Malignant thoracic lymph node classification with deep convolutional neural networks on real-time endobronchial ultrasound (EBUS) images

• Published in: Translational lung cancer research Vol. 11; no. 1; pp. 14 - 23
• Main Authors: Yong, Seung Hyun, Lee, Sang Hoon, Oh, Sang-Il, Keum, Ji-Soo, Kim, Kyung Nam, Park, Moo Suk, Chang, Yoon Soo, Kim, Eun Young
• Format: Journal Article
• Language: English
• Published: China AME Publishing Company 01.01.2022
• Subjects: Original; endobronchial ultrasound-guided transbronchial needle aspiration (EBUS-TBNA); lung cancer; deep learning; Convolutional neural networks (CNNs); endobronchial ultrasound (EBUS)

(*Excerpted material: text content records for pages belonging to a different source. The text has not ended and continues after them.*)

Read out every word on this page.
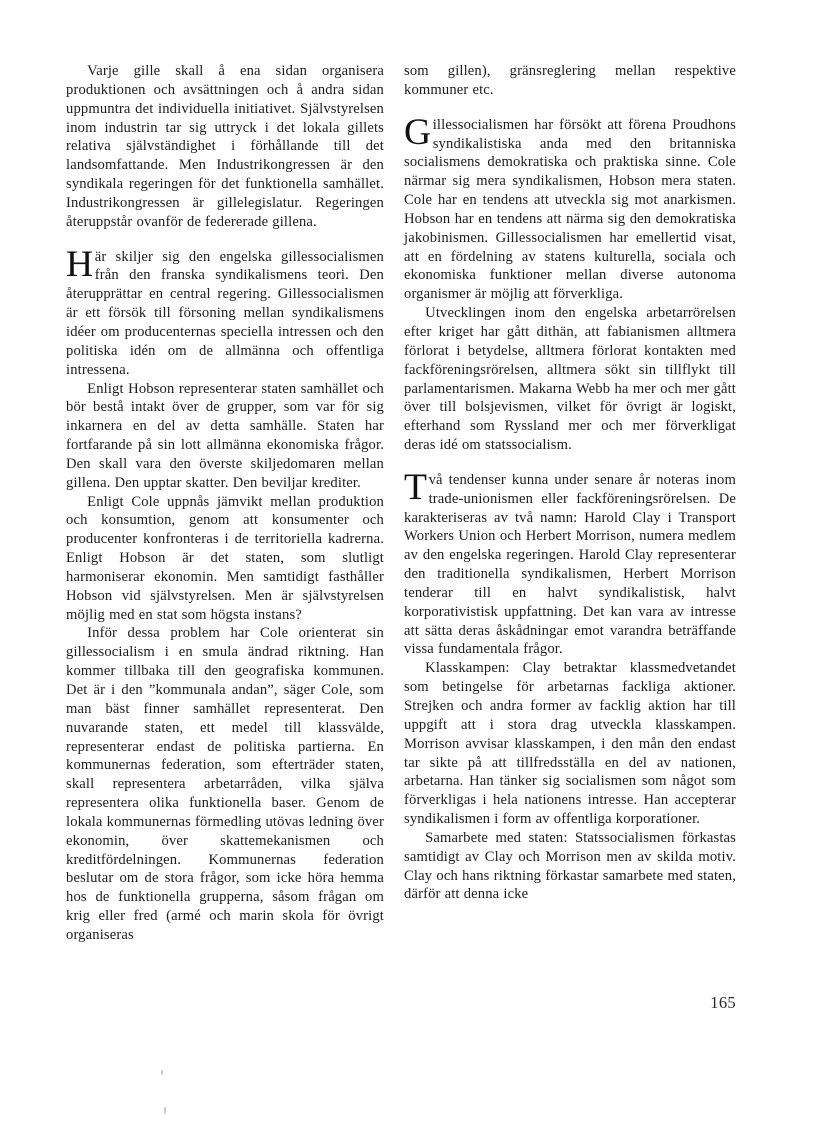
Varje gille skall å ena sidan organisera produktionen och avsättningen och å andra sidan uppmuntra det individuella initiativet. Självstyrelsen inom industrin tar sig uttryck i det lokala gillets relativa självständighet i förhållande till det landsomfattande. Men Industrikongressen är den syndikala regeringen för det funktionella samhället. Industrikongressen är gillelegislatur. Regeringen återuppstår ovanför de federerade gillena.

Här skiljer sig den engelska gillessocialismen från den franska syndikalismens teori. Den återupprättar en central regering. Gillessocialismen är ett försök till försoning mellan syndikalismens idéer om producenternas speciella intressen och den politiska idén om de allmänna och offentliga intressena.

Enligt Hobson representerar staten samhället och bör bestå intakt över de grupper, som var för sig inkarnera en del av detta samhälle. Staten har fortfarande på sin lott allmänna ekonomiska frågor. Den skall vara den överste skiljedomaren mellan gillena. Den upptar skatter. Den beviljar krediter.

Enligt Cole uppnås jämvikt mellan produktion och konsumtion, genom att konsumenter och producenter konfronteras i de territoriella kadrerna. Enligt Hobson är det staten, som slutligt harmoniserar ekonomin. Men samtidigt fasthåller Hobson vid självstyrelsen. Men är självstyrelsen möjlig med en stat som högsta instans?

Inför dessa problem har Cole orienterat sin gillessocialism i en smula ändrad riktning. Han kommer tillbaka till den geografiska kommunen. Det är i den ”kommunala andan”, säger Cole, som man bäst finner samhället representerat. Den nuvarande staten, ett medel till klassvälde, representerar endast de politiska partierna. En kommunernas federation, som efterträder staten, skall representera arbetarråden, vilka själva representera olika funktionella baser. Genom de lokala kommunernas förmedling utövas ledning över ekonomin, över skattemekanismen och kreditfördelningen. Kommunernas federation beslutar om de stora frågor, som icke höra hemma hos de funktionella grupperna, såsom frågan om krig eller fred (armé och marin skola för övrigt organiseras

som gillen), gränsreglering mellan respektive kommuner etc.

Gillessocialismen har försökt att förena Proudhons syndikalistiska anda med den britanniska socialismens demokratiska och praktiska sinne. Cole närmar sig mera syndikalismen, Hobson mera staten. Cole har en tendens att utveckla sig mot anarkismen. Hobson har en tendens att närma sig den demokratiska jakobinismen. Gillessocialismen har emellertid visat, att en fördelning av statens kulturella, sociala och ekonomiska funktioner mellan diverse autonoma organismer är möjlig att förverkliga.

Utvecklingen inom den engelska arbetarrörelsen efter kriget har gått dithän, att fabianismen alltmera förlorat i betydelse, alltmera förlorat kontakten med fackföreningsrörelsen, alltmera sökt sin tillflykt till parlamentarismen. Makarna Webb ha mer och mer gått över till bolsjevismen, vilket för övrigt är logiskt, efterhand som Ryssland mer och mer förverkligat deras idé om statssocialism.

Två tendenser kunna under senare år noteras inom trade-unionismen eller fackföreningsrörelsen. De karakteriseras av två namn: Harold Clay i Transport Workers Union och Herbert Morrison, numera medlem av den engelska regeringen. Harold Clay representerar den traditionella syndikalismen, Herbert Morrison tenderar till en halvt syndikalistisk, halvt korporativistisk uppfattning. Det kan vara av intresse att sätta deras åskådningar emot varandra beträffande vissa fundamentala frågor.

Klasskampen: Clay betraktar klassmedvetandet som betingelse för arbetarnas fackliga aktioner. Strejken och andra former av facklig aktion har till uppgift att i stora drag utveckla klasskampen. Morrison avvisar klasskampen, i den mån den endast tar sikte på att tillfredsställa en del av nationen, arbetarna. Han tänker sig socialismen som något som förverkligas i hela nationens intresse. Han accepterar syndikalismen i form av offentliga korporationer.

Samarbete med staten: Statssocialismen förkastas samtidigt av Clay och Morrison men av skilda motiv. Clay och hans riktning förkastar samarbete med staten, därför att denna icke

165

• ISSN: 2218-6751; 2226-4477
• DOI: 10.21037/tlcr-21-870

Thoracic lymph node (LN) evaluation is essential for the accurate diagnosis of lung cancer and deciding the appropriate course of treatment. Endobronchial ultrasound-guided transbronchial needle aspiration (EBUS-TBNA) is considered a standard method for mediastinal nodal staging. This study aims to build a deep convolutional neural network (CNN) for the automatic classification of metastatic malignancies involving thoracic LN, using EBUS-TBNA. Patients who underwent EBUS-TBNAs to assess the presence of malignancy in mediastinal LNs during a ten-month period at Severance Hospital, Seoul, Republic of Korea, were included in the study. Corresponding LN ultrasound images, pathology reports, demographic data, and clinical history were collected and analyzed. A total of 2,394 endobronchial ultrasound (EBUS) images of 1,459 benign LNs from 193 patients, and 935 malignant LNs from 177 patients, were collected. We employed the visual geometry group (VGG)-16 network to classify malignant LNs using only traditional cross-entropy for classification loss. The sensitivity, specificity, and accuracy of predicting malignancy were 69.7%, 74.3%, and 72.0%, respectively, and the overall area under the curve (AUC) was 0.782. We applied the new loss function to train the network and, using the modified VGG-16, the AUC improved to a value of 0.8. The sensitivity, specificity, and accuracy improved to 72.7%, 79.0%, and 75.8%, respectively. In addition, the proposed network can process 63 images per second on a single mainstream graphics processing unit (GPU) device, making it suitable for real-time analysis of EBUS images. Deep CNNs can effectively classify malignant LNs from EBUS images. Selecting LNs that require biopsy using real-time EBUS image analysis with deep learning is expected to shorten the EBUS-TBNA procedure time, increase lung cancer nodal staging accuracy, and improve patient safety.